The exhibition A Machine Boosting Energy into the Universe presents an immersive—even spiritual—cinematic experience, centred on Korakrit Arunanondchai’s video installation, Painting with history in a room filled with people with funny names 3 (2015–16) from the Singapore Art Museum collection. Join Korakrit Arunanondchai and Professor May Adadol Ingawanij in a discussion on rituals and their relationship with “media” and “cinema” in Southeast Asia. This talk is moderated by SAM curator Chanon Kenji Praepipatmongkol.
ABOUT THE SPEAKERS
Korakrit Arunanondchai
Korakrit Arunanondchai is a visual artist, filmmaker, and storyteller based in New York and Bangkok. His body of work merges fiction with poetry and offers synesthetic experiences engaged in a multitude of subjects, whether based in history, myth, or the lives of family, friends, and colleagues.
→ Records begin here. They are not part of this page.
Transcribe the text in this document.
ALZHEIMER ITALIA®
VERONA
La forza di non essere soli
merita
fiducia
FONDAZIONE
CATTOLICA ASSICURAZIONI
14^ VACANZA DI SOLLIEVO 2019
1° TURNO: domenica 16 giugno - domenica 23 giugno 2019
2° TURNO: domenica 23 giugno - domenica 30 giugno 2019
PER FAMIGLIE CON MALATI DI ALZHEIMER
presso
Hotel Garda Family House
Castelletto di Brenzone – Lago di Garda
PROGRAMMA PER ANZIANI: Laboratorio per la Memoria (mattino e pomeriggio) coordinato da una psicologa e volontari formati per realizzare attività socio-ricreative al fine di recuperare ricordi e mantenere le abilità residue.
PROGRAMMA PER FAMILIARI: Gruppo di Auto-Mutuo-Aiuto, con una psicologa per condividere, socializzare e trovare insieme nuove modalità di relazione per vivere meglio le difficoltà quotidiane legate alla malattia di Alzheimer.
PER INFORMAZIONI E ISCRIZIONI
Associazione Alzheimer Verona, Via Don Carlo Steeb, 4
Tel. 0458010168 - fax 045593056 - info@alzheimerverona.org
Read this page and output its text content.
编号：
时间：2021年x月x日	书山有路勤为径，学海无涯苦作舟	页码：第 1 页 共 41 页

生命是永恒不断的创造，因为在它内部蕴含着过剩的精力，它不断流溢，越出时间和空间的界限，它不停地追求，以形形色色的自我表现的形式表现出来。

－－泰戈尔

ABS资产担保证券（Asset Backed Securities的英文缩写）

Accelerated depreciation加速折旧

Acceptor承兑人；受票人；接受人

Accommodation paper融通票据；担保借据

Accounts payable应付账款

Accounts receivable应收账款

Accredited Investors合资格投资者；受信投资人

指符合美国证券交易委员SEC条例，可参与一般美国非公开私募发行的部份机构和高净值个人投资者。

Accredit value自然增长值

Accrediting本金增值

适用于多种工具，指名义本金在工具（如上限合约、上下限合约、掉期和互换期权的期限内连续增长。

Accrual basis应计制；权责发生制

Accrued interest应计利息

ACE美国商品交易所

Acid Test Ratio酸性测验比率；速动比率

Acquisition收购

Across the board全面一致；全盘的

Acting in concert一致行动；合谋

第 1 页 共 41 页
He has held solo exhibitions at MoMA PS1 (2014), Palais de Tokyo (2015), Jim Thompson Art Center (2016), Kiasma (2017), and Serralves Museum (2020), among others. He has also participated in numerous group exhibitions, including the Biennale of Sydney (2016), Singapore Biennale (2019), Venice Biennale (2019), and Gwangju Biennale (2021).
May Adadol Ingawanij
May Adadol Ingawanij is a writer, curator and teacher. She researches de-westernised and decentred histories and genealogies of cinematic arts; avant-garde legacies; forms of potentiality and future-making in contemporary artistic and curatorial practices; aesthetics and circulation of artists’ moving image, art and independent films in, around and related to Southeast Asia. She is Professor of Cinematic Arts at the University of Westminster where she co-directs the Centre for Research and Education in Arts and Media.
ABOUT THE MODERATOR
Chanon Kenji Praepipatmongkol
Chanon Kenji Praepipatmongkol is an art historian and Curator at Singapore Art Museum. He holds a PhD from University of Michigan, and previously worked for Tate Britain and Museum of Contemporary Art Chicago. His current research explores the fault lines between contemporary art, craft, and the digital. His writing has appeared in Artforum, Aperture, and British Art Studies, with an essay on David Medalla forthcoming in Oxford Art Journal.